About 15 years ago I purchased a custom made stamp with my initials. I paid about $60 for it at the time and it has served me well ever since. Stamping is inexpensive. There are no additional supplies or consumables to keep purchasing. There are no dangerous chemicals or acids that can stain your blade if not properly cleaned. It is fast. One good whack and it is done. It has two downsides though. You can only stamp steel before it is heat treated. So if you are purchasing finished blades, you can not stamp them. The other downside is that you can not change the stamp. If you want another mark, you have to purchase another stamp. These are available from different vendors. Try searching for "custom steel stamp". Here are a few places to start.

Steel Stamps and Marking Dies - Columbia Marking Tools
Infinity Stamps - Quality Custom Metal Stamps for Marking Steel, Jewelry, Leather, Clay, Wood and Plastics
Buckeye Engraving Custom Steel Hand Stamps

Acid Etching:
I have personally never used this method, but lonehunter uses it. Hopefully he can chime in and give us some more detail. David Boye writes about this method though in his book "Step by Step Knifemaking" and Bob Loveless talks about using UV light and chemicals in his book "How to Make Knives". Basically you coat the blade in a protective coating such as wax and then scrape off the coating to expose the steel where you want to etch it.

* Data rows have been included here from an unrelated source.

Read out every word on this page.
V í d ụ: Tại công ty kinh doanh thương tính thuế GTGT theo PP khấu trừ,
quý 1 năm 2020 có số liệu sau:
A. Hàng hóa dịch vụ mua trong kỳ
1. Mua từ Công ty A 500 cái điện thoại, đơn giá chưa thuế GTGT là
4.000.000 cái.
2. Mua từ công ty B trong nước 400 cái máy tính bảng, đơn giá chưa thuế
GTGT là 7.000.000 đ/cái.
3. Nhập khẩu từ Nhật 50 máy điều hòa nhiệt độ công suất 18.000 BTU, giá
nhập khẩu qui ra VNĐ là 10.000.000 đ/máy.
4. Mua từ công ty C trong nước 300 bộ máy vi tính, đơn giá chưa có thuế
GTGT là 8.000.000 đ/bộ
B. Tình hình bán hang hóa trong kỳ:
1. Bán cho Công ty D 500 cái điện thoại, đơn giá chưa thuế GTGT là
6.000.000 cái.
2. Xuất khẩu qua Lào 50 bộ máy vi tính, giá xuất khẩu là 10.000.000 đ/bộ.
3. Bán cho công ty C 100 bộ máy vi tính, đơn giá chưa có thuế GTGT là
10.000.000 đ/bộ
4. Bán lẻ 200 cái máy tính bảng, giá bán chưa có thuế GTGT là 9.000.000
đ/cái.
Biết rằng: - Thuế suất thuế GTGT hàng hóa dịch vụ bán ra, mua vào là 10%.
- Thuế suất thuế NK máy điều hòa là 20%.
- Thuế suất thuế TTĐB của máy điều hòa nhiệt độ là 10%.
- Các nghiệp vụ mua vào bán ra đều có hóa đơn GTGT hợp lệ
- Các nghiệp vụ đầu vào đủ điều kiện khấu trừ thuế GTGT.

An application of acid etches the blade where the protective coating has been removed. Proper clean up is important when you are done. You can also use stencils instead of wax. This is performed after the knife is finished so it works on pre-finished blades as well.

Boye Knives How to Make Knives (9780873413893): Richard W. Barney, Robert W. Loveless: Books

Electro Chemical Etching:
Electro chemical etching is very common and is probably what I would choose if I did not already have my stamp. In this method you place a stencil and electrolyte on the blade. Then you pass an electric current through the steel and the electricity etches the blade through the electrolyte where the stencil is not protecting the blade. You can make your own stencils, have them custom made or buy pre-made ones. Like acid etching, this is done on finished knives and good clean up is important. This method can be a little expensive but they do have good budget models. has a lot of good information on their web site about this.

Etching Supplies : USA Knife Maker Supply, Operated by a knifenaker for knifemakers!

All of the techniques take practice. Each one has it advantages and disadvantages.